血液検査が必要です。新しい診断法(NS1抗原検出)が普及して、インドネシアでも早期診断が可能になりました。

4.予防方法

予防ワクチンは未だありませんから、予防は防蚊対策につきます。衣類は、長袖、長ズボンを着用し、素足でのサンダル履き等は避けましょう。DEET含有の虫除けスプレーや蚊帳等の使用により、蚊に刺されないように注意してください。蚊が繁殖しないように、住宅周囲に水たまりを作らないことも重要です。

5.留意事項

デング熱には反復感染があることを覚えておいて下さい。一度かかっても、数か月したら再び罹ることがあるのです。患者さんの血を吸った蚊に刺されると移りますので、看病する際は、患者さんも介護する方も蚊に刺されないように注意しましょう。

6.参考

ひったくり

金品の被害だけでなく、怪我や最悪な場合には命を失うこともあります。

1.手口

バックを肩から提げて歩行中、後方からバイクに乗って近づき、ひったくって逃走するもの。被害者がバイクで走行中の場合もある。ひったくられたときに転倒し、大怪我を負ったケース、抵抗して刃物で刺されたケースもあります。

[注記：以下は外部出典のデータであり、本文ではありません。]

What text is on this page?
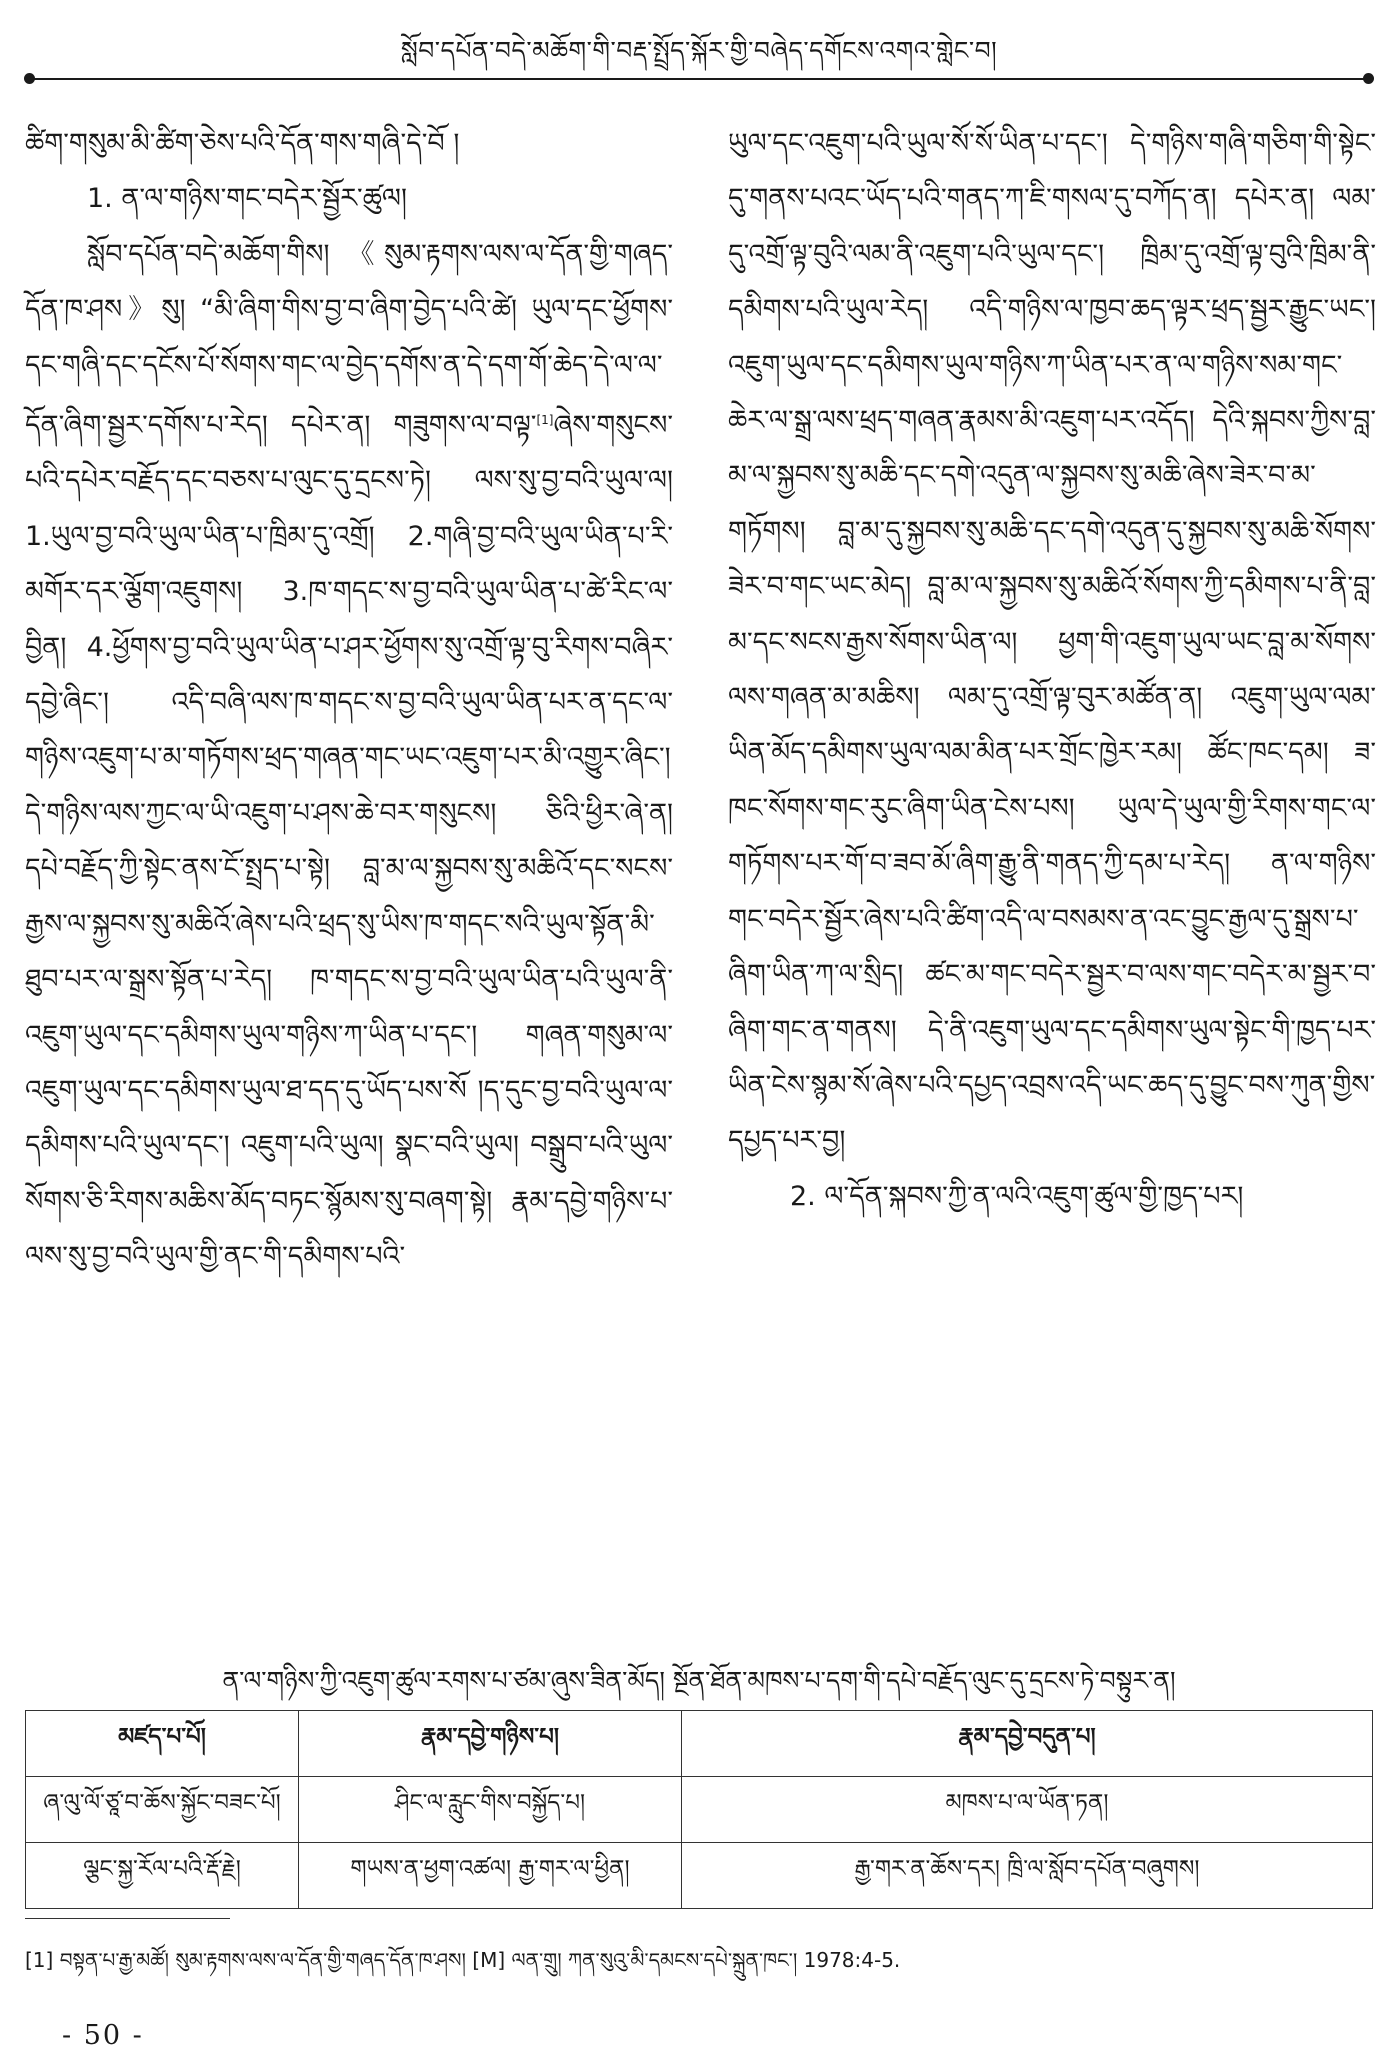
སློབ་དཔོན་བདེ་མཆོག་གི་བརྡ་སྤྲོད་སྐོར་གྱི་བཞེད་དགོངས་འགའ་གླེང་བ།

ཚིག་གསུམ་མི་ཚིག་ཅེས་པའི་དོན་གས་གཞི་དེ་བོ །

1. ན་ལ་གཉིས་གང་བདེར་སྦྱོར་ཚུལ།

སློབ་དཔོན་བདེ་མཆོག་གིས། 《སུམ་རྟགས་ལས་ལ་དོན་གྱི་གཞད་དོན་ཁ་ཤས》སུ། “མི་ཞིག་གིས་བྱ་བ་ཞིག་བྱེད་པའི་ཚེ། ཡུལ་དང་ཕྱོགས་དང་གཞི་དང་དངོས་པོ་སོགས་གང་ལ་བྱེད་དགོས་ན་དེ་དག་གོ་ཆེད་དེ་ལ་ལ་དོན་ཞིག་སྦྱར་དགོས་པ་རེད། དཔེར་ན། གཟུགས་ལ་བལྟ་[1]ཞེས་གསུངས་པའི་དཔེར་བརྗོད་དང་བཅས་པ་ལུང་དུ་དྲངས་ཏེ། ལས་སུ་བྱ་བའི་ཡུལ་ལ། 1.ཡུལ་བྱ་བའི་ཡུལ་ཡིན་པ་ཁྲིམ་དུ་འགྲོ། 2.གཞི་བྱ་བའི་ཡུལ་ཡིན་པ་རི་མགོར་དར་ལྕོག་འཇུགས། 3.ཁ་གདང་ས་བྱ་བའི་ཡུལ་ཡིན་པ་ཚེ་རིང་ལ་བྱིན། 4.ཕྱོགས་བྱ་བའི་ཡུལ་ཡིན་པ་ཤར་ཕྱོགས་སུ་འགྲོ་ལྟ་བུ་རིགས་བཞིར་དབྱེ་ཞིང་། འདི་བཞི་ལས་ཁ་གདང་ས་བྱ་བའི་ཡུལ་ཡིན་པར་ན་དང་ལ་གཉིས་འཇུག་པ་མ་གཏོགས་ཕྲད་གཞན་གང་ཡང་འཇུག་པར་མི་འགྱུར་ཞིང་། དེ་གཉིས་ལས་ཀྱང་ལ་ཡི་འཇུག་པ་ཤས་ཆེ་བར་གསུངས། ཅིའི་ཕྱིར་ཞེ་ན། དཔེ་བརྗོད་ཀྱི་སྟེང་ནས་ངོ་སྤྲད་པ་སྟེ། བླ་མ་ལ་སྐྱབས་སུ་མཆིའོ་དང་སངས་རྒྱས་ལ་སྐྱབས་སུ་མཆིའོ་ཞེས་པའི་ཕྲད་སུ་ཡིས་ཁ་གདང་སའི་ཡུལ་སྟོན་མི་ཐུབ་པར་ལ་སྒྲས་སྟོན་པ་རེད། ཁ་གདང་ས་བྱ་བའི་ཡུལ་ཡིན་པའི་ཡུལ་ནི་འཇུག་ཡུལ་དང་དམིགས་ཡུལ་གཉིས་ཀ་ཡིན་པ་དང་། གཞན་གསུམ་ལ་འཇུག་ཡུལ་དང་དམིགས་ཡུལ་ཐ་དད་དུ་ཡོད་པས་སོ །ད་དུང་བྱ་བའི་ཡུལ་ལ་དམིགས་པའི་ཡུལ་དང་། འཇུག་པའི་ཡུལ། སྣང་བའི་ཡུལ། བསྒྲུབ་པའི་ཡུལ་སོགས་ཅི་རིགས་མཆིས་མོད་བཏང་སྙོམས་སུ་བཞག་སྟེ། རྣམ་དབྱེ་གཉིས་པ་ལས་སུ་བྱ་བའི་ཡུལ་གྱི་ནང་གི་དམིགས་པའི་

ཡུལ་དང་འཇུག་པའི་ཡུལ་སོ་སོ་ཡིན་པ་དང་། དེ་གཉིས་གཞི་གཅིག་གི་སྟེང་དུ་གནས་པའང་ཡོད་པའི་གནད་ཀ་ཇི་གསལ་དུ་བཀོད་ན། དཔེར་ན། ལམ་དུ་འགྲོ་ལྟ་བུའི་ལམ་ནི་འཇུག་པའི་ཡུལ་དང་། ཁྲིམ་དུ་འགྲོ་ལྟ་བུའི་ཁྲིམ་ནི་དམིགས་པའི་ཡུལ་རེད། འདི་གཉིས་ལ་ཁྱབ་ཆད་ལྟར་ཕྲད་སྦྱར་རྒྱུང་ཡང་། འཇུག་ཡུལ་དང་དམིགས་ཡུལ་གཉིས་ཀ་ཡིན་པར་ན་ལ་གཉིས་སམ་གང་ཆེར་ལ་སྒྲ་ལས་ཕྲད་གཞན་རྣམས་མི་འཇུག་པར་འདོད། དེའི་སྐབས་ཀྱིས་བླ་མ་ལ་སྐྱབས་སུ་མཆི་དང་དགེ་འདུན་ལ་སྐྱབས་སུ་མཆི་ཞེས་ཟེར་བ་མ་གཏོགས། བླ་མ་དུ་སྐྱབས་སུ་མཆི་དང་དགེ་འདུན་དུ་སྐྱབས་སུ་མཆི་སོགས་ཟེར་བ་གང་ཡང་མེད། བླ་མ་ལ་སྐྱབས་སུ་མཆིའོ་སོགས་ཀྱི་དམིགས་པ་ནི་བླ་མ་དང་སངས་རྒྱས་སོགས་ཡིན་ལ། ཕྱག་གི་འཇུག་ཡུལ་ཡང་བླ་མ་སོགས་ལས་གཞན་མ་མཆིས། ལམ་དུ་འགྲོ་ལྟ་བུར་མཚོན་ན། འཇུག་ཡུལ་ལམ་ཡིན་མོད་དམིགས་ཡུལ་ལམ་མིན་པར་གྲོང་ཁྱེར་རམ། ཚོང་ཁང་དམ། ཟ་ཁང་སོགས་གང་རུང་ཞིག་ཡིན་ངེས་པས། ཡུལ་དེ་ཡུལ་གྱི་རིགས་གང་ལ་གཏོགས་པར་གོ་བ་ཟབ་མོ་ཞིག་རྒྱུ་ནི་གནད་ཀྱི་དམ་པ་རེད། ན་ལ་གཉིས་གང་བདེར་སྦྱོར་ཞེས་པའི་ཚིག་འདི་ལ་བསམས་ན་འང་བྱུང་རྒྱལ་དུ་སྒྲས་པ་ཞིག་ཡིན་ཀ་ལ་སྲིད། ཚང་མ་གང་བདེར་སྦྱར་བ་ལས་གང་བདེར་མ་སྦྱར་བ་ཞིག་གང་ན་གནས། དེ་ནི་འཇུག་ཡུལ་དང་དམིགས་ཡུལ་སྟེང་གི་ཁྱད་པར་ཡིན་ངེས་སྙམ་སོ་ཞེས་པའི་དཔྱད་འབྲས་འདི་ཡང་ཆད་དུ་བྱུང་བས་ཀུན་གྱིས་དཔྱད་པར་བྱ།

2. ལ་དོན་སྐབས་ཀྱི་ན་ལའི་འཇུག་ཚུལ་གྱི་ཁྱད་པར།

ན་ལ་གཉིས་ཀྱི་འཇུག་ཚུལ་རགས་པ་ཙམ་ཞུས་ཟིན་མོད། སྔོན་ཐོན་མཁས་པ་དག་གི་དཔེ་བརྗོད་ལུང་དུ་དྲངས་ཏེ་བསྟུར་ན།
མཛད་པ་པོ།	རྣམ་དབྱེ་གཉིས་པ།	རྣམ་དབྱེ་བདུན་པ།
ཞ་ལུ་ལོ་ཙཱ་བ་ཆོས་སྐྱོང་བཟང་པོ།	ཤིང་ལ་རླུང་གིས་བསྐྱོད་པ།	མཁས་པ་ལ་ཡོན་ཏན།
ལྕང་སྐྱ་རོལ་པའི་རྡོ་རྗེ།	གཡས་ན་ཕྱག་འཚལ། རྒྱ་གར་ལ་ཕྱིན།	རྒྱ་གར་ན་ཆོས་དར། ཁྲི་ལ་སློབ་དཔོན་བཞུགས།
[1] བསྟན་པ་རྒྱ་མཚོ། སུམ་རྟགས་ལས་ལ་དོན་གྱི་གཞད་དོན་ཁ་ཤས། [M] ལན་གྲུ། ཀན་སུའུ་མི་དམངས་དཔེ་སྐྲུན་ཁང་། 1978:4-5.
- 50 -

特に深夜に繁華街のナイトクラブを出た直後に被害に合う事例が多くみられます。

2.対処方法

  • 夜遅くまで出歩かず、深酒をしない。
  • 歩行するときはバックを車道側に出さない。
  • バイクに乗車、同乗するときは肩にかけず、抱える。
  • もしもの時の危害を最小限度にとどめるために、貴重品は分散して持ち一つのバックに全てを入れてしまわない。

交通事情

バリ島では交通環境が大きく異なります。事故も頻発しており,事故発生時の対応も外国人には困難が伴います。極力自分での運転は避けることをお勧めします。

1.免許について

バリ島では特別に到着査証で訪れた場合のみ、30日間有効の二輪車免許を取得できます。
無免許運転で検挙された場合、禁固刑や高額な罰金刑を課せられることとなります。
また、長期滞在者の場合はインドネシア免許を取得することが必要となります。

2.飲酒運転について

インドネシアにおいても飲酒運転は違法です。
日本と違い呼気検査による認定ではなく、身柄拘束後病院で採血しての立証となります。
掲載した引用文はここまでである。